Raphaël WeylandFils aîné d'Aline Apostolska, écrivaine et journaliste québécoise d'origine macédonienne, Raphaël Weyland s'intéresse à la construction des identités, entre autres dans la Grèce antique. «Cela fait écho à ma propre quête d'immigrant au Canada. Les identités répondent à un jeu de miroir. Ainsi, par mon accent, tout Québécois sait que je suis français. Le même accent me vaut d'être identifié comme québécois en France.»

«Qu'est-ce qu'un Iranien?» a-t-il demandé mardi dernier pendant son cours à vocation populaire. Pour M. Weyland, la réponse à cette question doit tenir compte de la succession des empires qui ont défilé sur les hauts plateaux de ce pays et de l'enchevêtrement des peuples qui s'y sont combattus. Chaque dynastie s'étant imposée avec une culture inédite, le résultat est un mélange, et même aujourd'hui la quête identitaire iranienne se poursuit.

Durant cette séance de clôture, M. Weyland a également passé en revue les différents courants de l'islam à s'être implantés au fil des siècles dans le pays des mosquées bleues.
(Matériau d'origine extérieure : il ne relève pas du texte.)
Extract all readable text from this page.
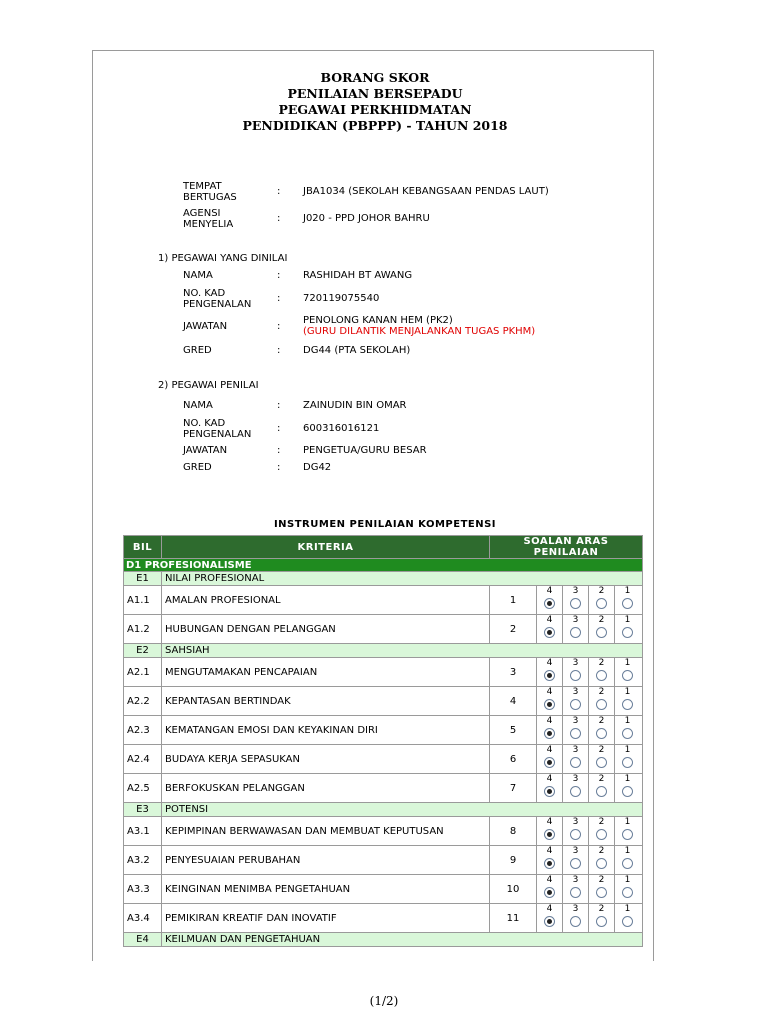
BORANG SKOR
PENILAIAN BERSEPADU
PEGAWAI PERKHIDMATAN
PENDIDIKAN (PBPPP) - TAHUN 2018
TEMPAT
BERTUGAS
: JBA1034 (SEKOLAH KEBANGSAAN PENDAS LAUT)
AGENSI
MENYELIA
: J020 - PPD JOHOR BAHRU
1) PEGAWAI YANG DINILAI
NAMA	: RASHIDAH BT AWANG
NO. KAD
PENGENALAN
: 720119075540
JAWATAN	:
PENOLONG KANAN HEM (PK2)
(GURU DILANTIK MENJALANKAN TUGAS PKHM)
GRED	: DG44 (PTA SEKOLAH)
2) PEGAWAI PENILAI
NAMA	: ZAINUDIN BIN OMAR
NO. KAD
PENGENALAN
: 600316016121
JAWATAN	: PENGETUA/GURU BESAR
GRED	: DG42
INSTRUMEN PENILAIAN KOMPETENSI
BIL	KRITERIA	SOALAN ARAS PENILAIAN	
D1 PROFESIONALISME			
E1	NILAI PROFESIONAL		
A1.1	AMALAN PROFESIONAL	1	4 3 2 1

A1.2	HUBUNGAN DENGAN PELANGGAN	2	4 3 2 1

E2	SAHSIAH		
A2.1	MENGUTAMAKAN PENCAPAIAN	3	4 3 2 1

A2.2	KEPANTASAN BERTINDAK	4	4 3 2 1

A2.3	KEMATANGAN EMOSI DAN KEYAKINAN DIRI	5	4 3 2 1

A2.4	BUDAYA KERJA SEPASUKAN	6	4 3 2 1

A2.5	BERFOKUSKAN PELANGGAN	7	4 3 2 1

E3	POTENSI		
A3.1	KEPIMPINAN BERWAWASAN DAN MEMBUAT KEPUTUSAN	8	4 3 2 1

A3.2	PENYESUAIAN PERUBAHAN	9	4 3 2 1

A3.3	KEINGINAN MENIMBA PENGETAHUAN	10	4 3 2 1

A3.4	PEMIKIRAN KREATIF DAN INOVATIF	11	4 3 2 1

E4	KEILMUAN DAN PENGETAHUAN		
(1/2)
Il a expliqué comment le chiisme y est devenu la doctrine religieuse dominante au 16e siècle et comment, contrairement au sunnisme, cette branche de l'islam est moins portée à faire confiance à l'autorité. «L'islam est extrêmement divers», a-t-il tenu à rappeler.

L'arrivée de visiteurs européens à partir du 17e siècle va par ailleurs propager l'image d'une Perse mythique, parfois éloignée de la réalité. «À Londres ou à Paris, a rapporté M. Weyland, un homme bien né se devait de faire un pèlerinage à Rome, Constantinople et Jérusalem. Les plus nantis poussaient leurs pérégrinations jusqu'à Téhéran.»

La vogue se répand alors pour les objets rapportés d'Orient. On fabrique même de fausses momies en Europe en les faisant passer pour d'authentiques antiquités égyptiennes, «comme les sacs des grandes marques aujourd'hui».

Cette vision de tapis, de turbans et d'émirs somnolents, on la retrouve dans l'exposition Merveilles et mirages de l'orientalisme à l'affiche du Musée des beaux-arts de Montréal jusqu'au 31 mai. «Le peintre Benjamin-Constant s'inspire de l'Islam le plus proche de Paris, celui du Maroc et de l'Algérie, mais le processus reste le même, a indiqué Raphaël Weyland. Les artistes occidentaux inventent l'autre pour se distinguer, pour renforcer leur propre identité.»

Cette interprétation exotique de la culture persane a eu une telle portée qu'elle est parvenue pour un moment «à changer l'image que les Iraniens avaient d'eux-mêmes». Ainsi en 1971, lors des cérémonies entourant le 2500e anniversaire de l'Empire perse, à Persépolis, le chah a célébré la mémoire de Cyrus le Grand mais en passant sous silence toutes les autres influences (arabe, islamique, turque) qui ont eu cours sur le territoire. Sept ans plus tard, le régime du chah était renversé et la République islamique était instaurée. Une page était tournée. De nouveau, les dirigeants allaient circonscrire des concepts identitaires et les utiliser à des fins politiques. «Une identité est souvent une reconstitution», a conclu le conférencier.